Subcellular site of superoxide dismutase expression differentially controls AP-1 activity and injury in mouse liver following ischemia/reperfusion

Acute damage following ischemia and reperfusion (I/R) in the liver is in part caused by the generation of reactive oxygen species, such as superoxides, during the reperfusion event. Gene therapy directed at attenuating mitochondrial superoxide production following warm I/R injury in the liver has demonstrated great promise in reducing acute hepatocellular damage.

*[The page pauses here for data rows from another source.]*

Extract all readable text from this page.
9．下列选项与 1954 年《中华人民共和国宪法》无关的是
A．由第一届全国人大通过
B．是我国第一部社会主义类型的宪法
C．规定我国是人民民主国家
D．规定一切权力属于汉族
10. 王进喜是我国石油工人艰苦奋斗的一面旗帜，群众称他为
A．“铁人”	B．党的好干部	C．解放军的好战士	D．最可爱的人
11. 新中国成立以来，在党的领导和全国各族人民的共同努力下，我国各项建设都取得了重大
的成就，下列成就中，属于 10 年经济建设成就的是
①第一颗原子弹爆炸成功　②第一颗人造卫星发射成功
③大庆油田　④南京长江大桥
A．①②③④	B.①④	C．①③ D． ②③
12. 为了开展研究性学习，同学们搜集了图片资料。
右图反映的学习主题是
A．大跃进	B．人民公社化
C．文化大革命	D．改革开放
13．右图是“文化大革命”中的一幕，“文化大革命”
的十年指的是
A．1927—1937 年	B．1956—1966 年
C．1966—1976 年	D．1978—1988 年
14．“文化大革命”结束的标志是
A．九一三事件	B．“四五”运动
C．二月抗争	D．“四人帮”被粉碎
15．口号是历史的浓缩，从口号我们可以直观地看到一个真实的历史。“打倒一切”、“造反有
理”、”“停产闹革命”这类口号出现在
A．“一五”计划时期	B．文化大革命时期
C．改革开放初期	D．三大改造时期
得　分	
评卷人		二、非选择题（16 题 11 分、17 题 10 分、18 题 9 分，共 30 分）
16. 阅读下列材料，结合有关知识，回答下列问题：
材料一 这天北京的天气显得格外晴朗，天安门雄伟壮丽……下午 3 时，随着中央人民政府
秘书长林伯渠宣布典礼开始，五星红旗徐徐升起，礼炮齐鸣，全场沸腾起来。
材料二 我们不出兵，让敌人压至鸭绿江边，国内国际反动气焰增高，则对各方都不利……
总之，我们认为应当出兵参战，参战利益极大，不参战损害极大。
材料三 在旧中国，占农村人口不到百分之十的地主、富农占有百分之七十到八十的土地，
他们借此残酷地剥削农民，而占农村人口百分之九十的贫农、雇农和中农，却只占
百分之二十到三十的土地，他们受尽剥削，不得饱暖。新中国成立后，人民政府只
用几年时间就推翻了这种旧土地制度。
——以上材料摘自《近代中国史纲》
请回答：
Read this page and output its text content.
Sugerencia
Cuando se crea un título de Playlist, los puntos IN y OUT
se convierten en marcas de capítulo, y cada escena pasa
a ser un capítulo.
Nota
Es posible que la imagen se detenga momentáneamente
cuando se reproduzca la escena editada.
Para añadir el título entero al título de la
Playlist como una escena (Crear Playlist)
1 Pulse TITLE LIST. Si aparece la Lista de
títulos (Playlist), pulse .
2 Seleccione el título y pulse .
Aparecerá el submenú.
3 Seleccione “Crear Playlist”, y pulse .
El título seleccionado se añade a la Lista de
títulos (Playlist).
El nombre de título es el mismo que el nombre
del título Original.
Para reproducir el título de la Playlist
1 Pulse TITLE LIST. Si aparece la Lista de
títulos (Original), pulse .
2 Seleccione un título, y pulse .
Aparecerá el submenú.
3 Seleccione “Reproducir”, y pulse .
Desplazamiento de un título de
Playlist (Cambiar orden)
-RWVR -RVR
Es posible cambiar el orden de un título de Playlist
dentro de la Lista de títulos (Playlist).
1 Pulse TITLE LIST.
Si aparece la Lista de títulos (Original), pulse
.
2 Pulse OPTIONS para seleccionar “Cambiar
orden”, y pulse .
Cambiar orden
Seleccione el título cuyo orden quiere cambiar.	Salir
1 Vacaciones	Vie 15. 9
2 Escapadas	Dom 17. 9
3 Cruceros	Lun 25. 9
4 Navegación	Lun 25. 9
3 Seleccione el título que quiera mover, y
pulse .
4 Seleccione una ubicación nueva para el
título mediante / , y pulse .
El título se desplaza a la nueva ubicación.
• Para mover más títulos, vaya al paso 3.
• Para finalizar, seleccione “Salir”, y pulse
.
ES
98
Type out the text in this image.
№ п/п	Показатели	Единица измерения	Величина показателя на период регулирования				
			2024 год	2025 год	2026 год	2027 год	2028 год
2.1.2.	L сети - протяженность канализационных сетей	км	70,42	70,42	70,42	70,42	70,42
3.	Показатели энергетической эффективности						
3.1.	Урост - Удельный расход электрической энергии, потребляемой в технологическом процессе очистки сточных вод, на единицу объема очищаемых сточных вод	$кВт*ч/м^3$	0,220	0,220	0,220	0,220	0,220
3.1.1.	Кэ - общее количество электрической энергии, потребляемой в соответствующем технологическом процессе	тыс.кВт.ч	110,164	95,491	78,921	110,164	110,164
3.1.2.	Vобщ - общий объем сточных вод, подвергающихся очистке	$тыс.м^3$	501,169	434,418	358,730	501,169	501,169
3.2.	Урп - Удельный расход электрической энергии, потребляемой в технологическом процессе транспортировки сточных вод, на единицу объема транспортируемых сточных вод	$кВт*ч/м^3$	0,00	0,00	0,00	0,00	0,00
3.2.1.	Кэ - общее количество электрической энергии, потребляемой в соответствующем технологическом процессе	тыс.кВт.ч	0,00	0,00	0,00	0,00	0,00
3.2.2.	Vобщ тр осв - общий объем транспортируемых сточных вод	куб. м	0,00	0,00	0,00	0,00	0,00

In the present study, we have compared the: therapeutic effects of ectopic expression of mitochondrial (MnSOD) and cytoplasmic (Cu/ZnSOD) superoxide dismutase using recombinant adenoviral vectors for reducing I/R damage in the liver. Consistent with previous observations, recombinant adenoviral delivery of MnSOD to the liver significantly attenuated both acute liver damage and AP-1 activation following I/R injury to the livers of mice. However, ectopic expression of Cu/ZnSOD diminished neither I/R-induced elevations in serum alanine transaminase (ALT) nor AP-1 activation. Interestingly, baseline activation of AP-1 before I/R-induced injury was seen in livers infected with recombinant Ad.Cu/ZnSOD, but not Ad.MnSOD or Ad.LacZ, vectors. The level of Cu/ZnSOD-induced AP-1 activation was significantly reduced by ablation of Kupffer cells or by coexpression of catalase, suggesting that increased H2O2 production facilitated by Cu/ZnSOD in hepatocytes and/or Kupffer cells may be responsible for AP-1 activation. In vitro reconstitution studies using hepatocyte and macrophage cell lines demonstrated that Cu/ZnSOD overexpression induces AP-1 in both cell types, and that secretion of a Cu/ZnSOD-induced macrophage factor is capable of elevating AP-1 in hepatocytes. In summary, our findings demonstrate that subcellular sites of superoxide production in the liver can differentially affect the outcome of I/R injury in the liver and selectively influence AP-1 activation.